Take a Gander at Gassendi Crater


Crater Gassendi Apollo 16 April 1972Here’s a view of lunar crater Gassendi I assembled from seven 70mm Hasselblad color film photographs captured by Apollo 16 in April 1972. The 3.6 billion-year-old Gassendi crater is 110 km (68 miles) wide and located on the edge of Mare Humorum. This view here is looking south.

The crater is named after 17th-century French mathematician, priest, and astronomer Pierre Gassendi. It was once considered as a landing site for the Apollo program, with the goal being to have astronauts take samples from the 1.2 km-high central peaks, but it was ultimately determined to be too risky.

There’s some fudging along the edges and across some parts of the crater rim because the individual frames were captured as the Apollo CSM was traveling above the lunar surface and so the angles were changing slightly.

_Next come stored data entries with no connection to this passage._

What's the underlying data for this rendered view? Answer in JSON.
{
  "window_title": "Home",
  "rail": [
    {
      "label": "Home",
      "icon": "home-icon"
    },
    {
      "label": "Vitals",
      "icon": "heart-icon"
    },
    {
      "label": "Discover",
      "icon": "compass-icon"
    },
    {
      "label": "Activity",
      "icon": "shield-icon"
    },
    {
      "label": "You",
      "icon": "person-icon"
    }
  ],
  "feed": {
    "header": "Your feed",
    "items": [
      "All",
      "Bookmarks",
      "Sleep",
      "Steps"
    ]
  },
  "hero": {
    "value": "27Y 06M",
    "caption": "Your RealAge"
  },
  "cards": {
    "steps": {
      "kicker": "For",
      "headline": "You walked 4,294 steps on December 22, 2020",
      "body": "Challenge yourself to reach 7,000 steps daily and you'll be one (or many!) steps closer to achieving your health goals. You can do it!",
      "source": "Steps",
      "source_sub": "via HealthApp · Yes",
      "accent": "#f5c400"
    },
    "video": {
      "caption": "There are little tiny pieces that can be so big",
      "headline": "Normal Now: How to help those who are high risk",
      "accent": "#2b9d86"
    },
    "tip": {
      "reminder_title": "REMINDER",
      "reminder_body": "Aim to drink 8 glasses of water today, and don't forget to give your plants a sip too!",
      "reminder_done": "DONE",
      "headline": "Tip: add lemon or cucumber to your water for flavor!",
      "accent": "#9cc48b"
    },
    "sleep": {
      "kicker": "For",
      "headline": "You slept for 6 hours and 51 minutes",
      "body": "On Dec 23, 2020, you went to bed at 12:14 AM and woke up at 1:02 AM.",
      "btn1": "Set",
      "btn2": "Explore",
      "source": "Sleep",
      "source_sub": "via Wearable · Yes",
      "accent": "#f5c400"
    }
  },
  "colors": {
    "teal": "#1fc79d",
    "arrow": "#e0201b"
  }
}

I also rotated the final assembly to make it a flat horizontal composition.

The cracks and lines running across the crater’s floor are the result of cooling of solidified lava, which filled the basin after the impact that created the crater.

Thanks to the Project Apollo Archive on Flickr for the scans of the JSC Apollo films.

Apollo 16 Moon
The Moon photographed from Apollo 16. The right third of the Moon visible here cannot be seen from Earth as it’s part of the farside.